Hi. Today we had a photo call for "Sound of Music". It went very well. First I met three really nice interns AND I got to have Jeff Landen put his hand on my shoulder. Jeff Landen is a very talented actor who I find very nice. I think I like him.
Tomorrow I have a rehearsal from 130-430. Cathy's going to have to be alone for three hours. I feel so bad for her. I mean if I was at her beach house and she had to go somewhere for three hours I would be boiling mad. Cathy doesn't seem too mad, but she's unpredictable. I think she's trying very hard to hide her disappointment. Oh well. Its her problem, not mine. That sounds rude but at this time and place acting is the most important thing in my life. Even more important than friends (sorry Cathy!)

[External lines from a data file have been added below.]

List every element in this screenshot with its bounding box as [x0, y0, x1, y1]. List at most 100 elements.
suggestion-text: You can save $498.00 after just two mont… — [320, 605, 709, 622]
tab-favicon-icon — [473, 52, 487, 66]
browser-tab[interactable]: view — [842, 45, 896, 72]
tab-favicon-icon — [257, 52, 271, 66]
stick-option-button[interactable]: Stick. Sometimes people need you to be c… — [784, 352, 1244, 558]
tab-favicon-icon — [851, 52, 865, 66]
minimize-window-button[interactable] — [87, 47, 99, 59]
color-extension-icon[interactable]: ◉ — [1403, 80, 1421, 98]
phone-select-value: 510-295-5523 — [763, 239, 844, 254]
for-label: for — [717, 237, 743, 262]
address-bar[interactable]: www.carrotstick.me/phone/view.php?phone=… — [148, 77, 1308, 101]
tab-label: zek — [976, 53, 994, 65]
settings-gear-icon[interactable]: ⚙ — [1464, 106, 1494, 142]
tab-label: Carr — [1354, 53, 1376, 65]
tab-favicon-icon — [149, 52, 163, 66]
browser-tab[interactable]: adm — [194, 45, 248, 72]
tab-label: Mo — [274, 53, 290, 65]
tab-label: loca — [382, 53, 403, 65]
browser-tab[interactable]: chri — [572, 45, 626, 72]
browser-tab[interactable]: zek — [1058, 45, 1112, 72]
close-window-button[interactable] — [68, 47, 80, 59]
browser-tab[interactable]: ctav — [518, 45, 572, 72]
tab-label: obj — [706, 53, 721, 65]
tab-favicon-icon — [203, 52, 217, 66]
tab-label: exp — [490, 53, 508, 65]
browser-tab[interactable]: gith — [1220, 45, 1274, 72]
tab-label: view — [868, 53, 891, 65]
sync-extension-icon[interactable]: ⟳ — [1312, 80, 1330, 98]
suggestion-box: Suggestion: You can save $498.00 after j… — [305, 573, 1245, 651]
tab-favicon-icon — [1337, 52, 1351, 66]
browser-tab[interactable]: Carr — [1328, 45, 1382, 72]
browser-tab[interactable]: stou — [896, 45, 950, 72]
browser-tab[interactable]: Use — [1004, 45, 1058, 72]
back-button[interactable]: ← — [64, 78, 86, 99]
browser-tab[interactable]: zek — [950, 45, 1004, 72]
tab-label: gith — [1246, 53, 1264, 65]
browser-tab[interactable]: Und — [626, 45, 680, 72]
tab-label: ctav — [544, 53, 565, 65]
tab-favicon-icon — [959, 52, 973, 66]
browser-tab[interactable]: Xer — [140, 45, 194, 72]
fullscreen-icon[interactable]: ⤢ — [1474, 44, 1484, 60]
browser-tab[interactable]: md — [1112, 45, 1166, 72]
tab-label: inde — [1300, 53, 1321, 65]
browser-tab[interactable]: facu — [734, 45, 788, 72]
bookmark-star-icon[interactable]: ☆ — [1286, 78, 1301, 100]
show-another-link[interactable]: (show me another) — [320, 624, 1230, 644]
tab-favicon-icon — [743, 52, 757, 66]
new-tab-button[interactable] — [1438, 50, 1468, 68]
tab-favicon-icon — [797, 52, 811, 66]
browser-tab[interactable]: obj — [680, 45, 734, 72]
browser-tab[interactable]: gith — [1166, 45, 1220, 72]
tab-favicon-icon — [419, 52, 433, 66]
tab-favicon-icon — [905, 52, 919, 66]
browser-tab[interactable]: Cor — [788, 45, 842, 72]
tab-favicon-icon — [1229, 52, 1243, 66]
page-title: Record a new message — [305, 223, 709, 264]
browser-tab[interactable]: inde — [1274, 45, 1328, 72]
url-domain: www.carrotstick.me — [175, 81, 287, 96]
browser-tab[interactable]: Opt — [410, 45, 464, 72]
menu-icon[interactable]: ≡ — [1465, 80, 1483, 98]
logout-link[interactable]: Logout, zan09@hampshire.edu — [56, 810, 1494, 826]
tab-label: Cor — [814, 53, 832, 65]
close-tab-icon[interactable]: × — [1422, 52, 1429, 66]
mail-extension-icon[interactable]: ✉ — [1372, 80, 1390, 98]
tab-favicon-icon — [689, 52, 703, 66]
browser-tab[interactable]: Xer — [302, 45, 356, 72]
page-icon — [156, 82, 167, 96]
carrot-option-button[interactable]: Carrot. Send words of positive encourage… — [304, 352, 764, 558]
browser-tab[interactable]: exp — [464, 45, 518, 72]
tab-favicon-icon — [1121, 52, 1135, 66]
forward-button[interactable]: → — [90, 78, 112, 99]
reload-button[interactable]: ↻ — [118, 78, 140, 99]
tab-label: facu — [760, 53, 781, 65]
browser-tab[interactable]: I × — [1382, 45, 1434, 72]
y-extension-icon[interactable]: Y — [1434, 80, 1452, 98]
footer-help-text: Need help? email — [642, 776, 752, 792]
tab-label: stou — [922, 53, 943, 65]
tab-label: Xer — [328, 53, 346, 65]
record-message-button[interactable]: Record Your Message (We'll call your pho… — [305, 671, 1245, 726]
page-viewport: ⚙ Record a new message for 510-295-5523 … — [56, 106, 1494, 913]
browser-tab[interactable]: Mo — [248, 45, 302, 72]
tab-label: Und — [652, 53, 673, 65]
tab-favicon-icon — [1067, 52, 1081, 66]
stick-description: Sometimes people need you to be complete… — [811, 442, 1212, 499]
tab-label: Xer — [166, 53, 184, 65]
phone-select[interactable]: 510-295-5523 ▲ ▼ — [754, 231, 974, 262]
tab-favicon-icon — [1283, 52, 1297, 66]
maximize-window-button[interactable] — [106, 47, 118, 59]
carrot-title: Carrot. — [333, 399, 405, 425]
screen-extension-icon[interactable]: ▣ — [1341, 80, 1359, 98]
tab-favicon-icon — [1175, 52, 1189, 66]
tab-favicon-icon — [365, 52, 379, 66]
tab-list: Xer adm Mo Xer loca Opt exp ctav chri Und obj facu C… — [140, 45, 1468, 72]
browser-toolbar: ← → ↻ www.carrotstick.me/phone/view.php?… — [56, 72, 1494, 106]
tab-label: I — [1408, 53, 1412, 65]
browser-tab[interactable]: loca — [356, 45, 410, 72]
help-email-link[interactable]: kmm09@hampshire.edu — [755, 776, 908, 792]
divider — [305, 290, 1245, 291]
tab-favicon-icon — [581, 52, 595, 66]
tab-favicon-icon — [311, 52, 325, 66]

Today me, Cathy and my brother played Monopoly. Cathy and I won (actually I think I won but it would be rude to say that). For dinner tonight we're having Annie's Pasta (yum!) and salad (yuck!)
WOW I think highly of myself. I mean honestly, I take myself so seriously. I'm all "worried" about Cathy when in reality I have to imagine Cathy was downright EXCITED to get a three hour break from me. I would be. Not only am I a professional actress who is prioritizing her career, I am also a Monopoly prodigy. AND i'm so modest that I let Cathy think she's helped me win. Sigh. It's hard being so wonderful.
Oh and Jeff will probably reappear. My crush on him is ongoing, though in retrospect there's pretty much NO chance he was actually straight. My desire for boys who have zero interest in me is pretty fucking strong at this point. Older men, gay men, boys who have TOLD me they aren't interested.... I love them all.